- Born: Antonio Genna Jr. July 12, 1890 Marsala, Sicily, Italy
- Died: July 8, 1925 (aged 34) Chicago, Illinois, U.S.
- Cause of death: Homicide
- Resting place: Mount Carmel Cemetery
- Other names: The Gentleman, Tony the Gentleman, Tony
- Occupations: gangster, bootlegger, building contractor, racketeer
- Parent(s): Antonino Genna Sr. Maria Concetta Utica
- Allegiance: Genna crime family, Chicago Outfit, Unione Siciliana

= Tony Genna =

Italian-born American mobster (1890–1925)

Antonio "the Gentleman" Genna (/it/; July 12, 1890 – July 8, 1925) was an Italian-born mobster in Chicago. He headed the Genna crime family with his brothers. Genna was ambushed by a Genna family turncoat on orders of North Side Gang leaders Vince Drucci and Bugs Moran.

== Early life ==
Antonio Genna was born on July 12, 1890, to Sicilian parents, Antonio Genna Sr. and Maria Concetta Utica in Marsala, Sicily. He had six brothers: Michele, Vincenzo, Pietro, Salvatore, Angelo, and Nicola Genna; and two sisters: Rosa Laudicina and Caterina Mariana. He and his brothers entered the U.S. through New York around 1910.

== Legitimate business ==
Before becoming a gangster, Genna was a building contractor and architect.

== Prohibition and O'Banion ==
Genna reportedly had some rudimentary skill as a surgeon, and was known to operate on his soldiers if they couldn't go to a hospital for fear of arrest.

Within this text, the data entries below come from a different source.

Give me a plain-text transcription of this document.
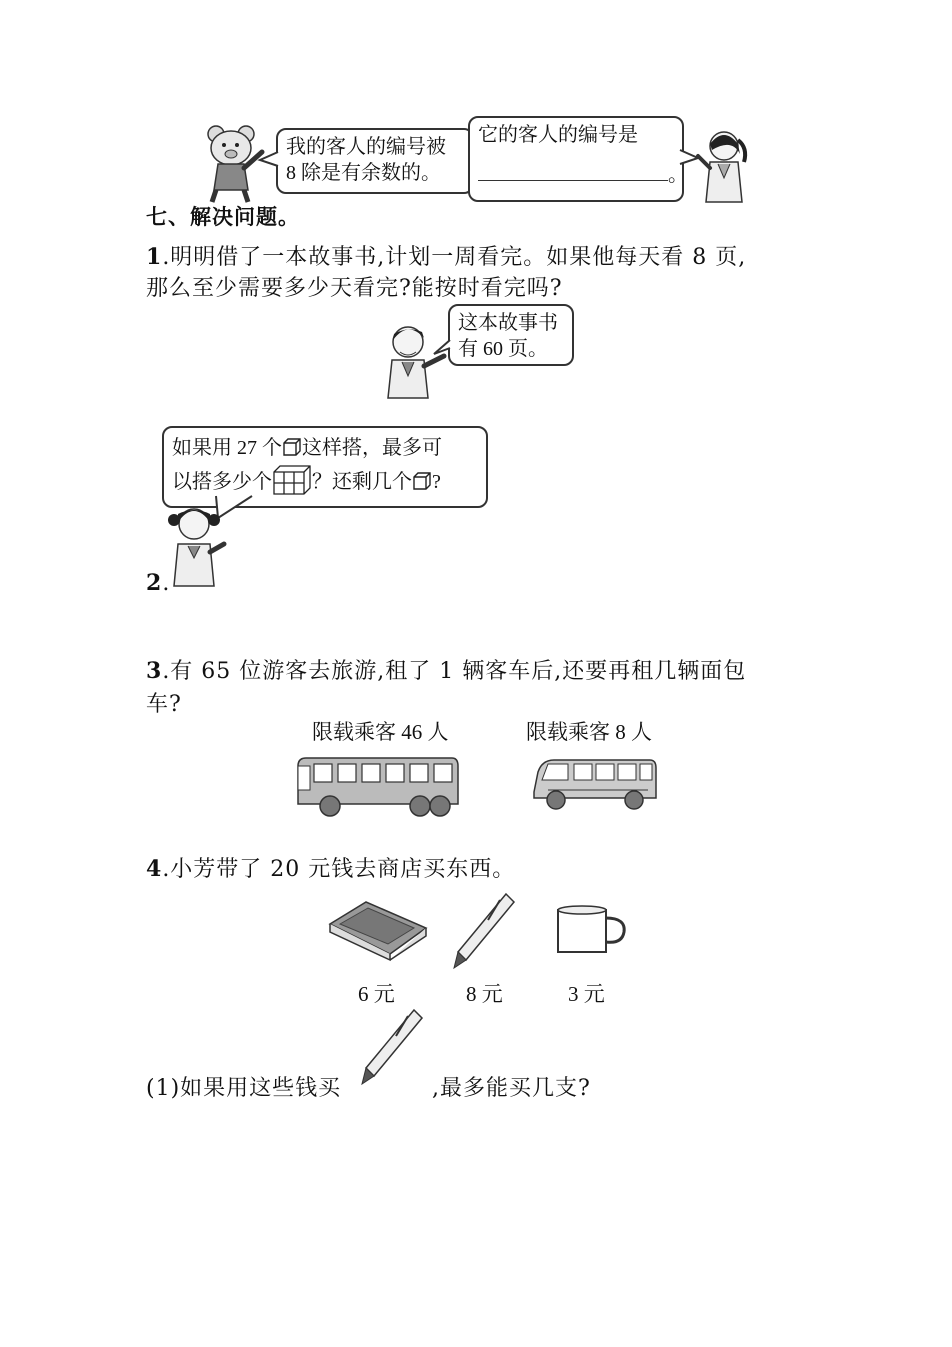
我的客人的编号被
8 除是有余数的。
它的客人的编号是
。
七、解决问题。
1.明明借了一本故事书,计划一周看完。如果他每天看 8 页,
那么至少需要多少天看完?能按时看完吗?
这本故事书
有 60 页。
如果用 27 个 这样搭，最多可
以搭多少个 ？还剩几个 ?
2.
3.有 65 位游客去旅游,租了 1 辆客车后,还要再租几辆面包
车?
限载乘客 46 人	限载乘客 8 人
4.小芳带了 20 元钱去商店买东西。
6 元	8 元	3 元
(1)如果用这些钱买	,最多能买几支?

They started selling their extra alcohol at cut-rate prices outside of their territory on the North Side. This caused a problem with the North Side Gang leader Charles Dean O'Banion, who in turn, went to South Side Gang boss John "Johnny the Fox" Torrio and Unione Siciliana boss Mike Merlo to get the Gennas to back down. Torrio refused, so O'Banion started hijacking alcohol shipments belonging to the Genna brothers. Torrio ordered the brothers to kill O'Banion; the brothers carried out the hit on November 10, 1924. Francesco Ioele and two Genna hitmen—Giovanni Scalise and Alberto Anselmi—entered O'Banion's flower shop, Schofield, and when Yale shook O'Banion's hand, Scalise and Anselmi shot two bullets into his chest and two in his neck. While O'Banion was lying face-down on the floor, one of the men shot a final bullet in the back of his head.

== Personal life ==
Genna had a girlfriend named Gladys Bagwill, whom the rest of the Gennas did not like due to her not being Italian. She was a minister's daughter. Apparently, Genna had planned to marry her (before he was killed).

== Gang war and death ==
After the O'Banion murder, Chicago erupted into a full-scale war. The North Siders—now led by Earl "Hymie" Weiss—attempted to kill Torrio outside his home, causing him to flee to Italy, leaving his second-in-command—Alphonse "Scarface" Capone—as head of the Outfit.

Then, the North Siders took aim at the Gennas. On May 26, 1925, Weiss, Vincent "the Schemer" Drucci and George "Bugs" Moran wounded Tony's brother Angelo in a high-speed chase, causing him to die shortly after. Then on June 13, 1925, Mike Genna was killed by police after a shootout with North Siders.

On July 8, 1925, Tony Genna was asked to meet by one of his friends—Antonio "Cavalero" Spano (aka Giuseppe Nerone)—at Grand Avenue and Curtis Street. He agreed, not knowing that the meeting was set up by Drucci and Moran. The two men met in front of a grocery store, and when they shook hands, another two men stepped out from behind Spano and shot Genna in the chest and abdomen (Spano set it up to be just like O'Banion's murder). Tony was rushed to the hospital and lived long enough to tell Sam Genna that it was Spano who lured him.

== Funeral ==
Genna's funeral was the exact opposite of his brother Genna's funeral. It was modest and secretive. There were only two floral pieces, one from a relative and one from his remaining brothers. His casket cost $5,000. None of his brothers showed up at the funeral. Due to Tony being a slain gangster, Cardinal Mundelein refused the family Catholic funeral rites.

== Aftermath ==
The remaining three brothers fled Chicago. On August 26, 1926, Spano was killed by one of Giuseppe "Joe" Aiello's brothers for a past transgression against the Aiellos.

After the Gennas fled, the Aiello brothers declared themselves the bosses of the old Genna territory. The Aiellos had an alliance with Castellammarese Clan boss Salvatore Maranzano and a close connection to the North Siders. They attempted to murder Capone to become the most powerful Italian organization in Chicago. In 1930, Joe Aiello was murdered and Capone took over the territory.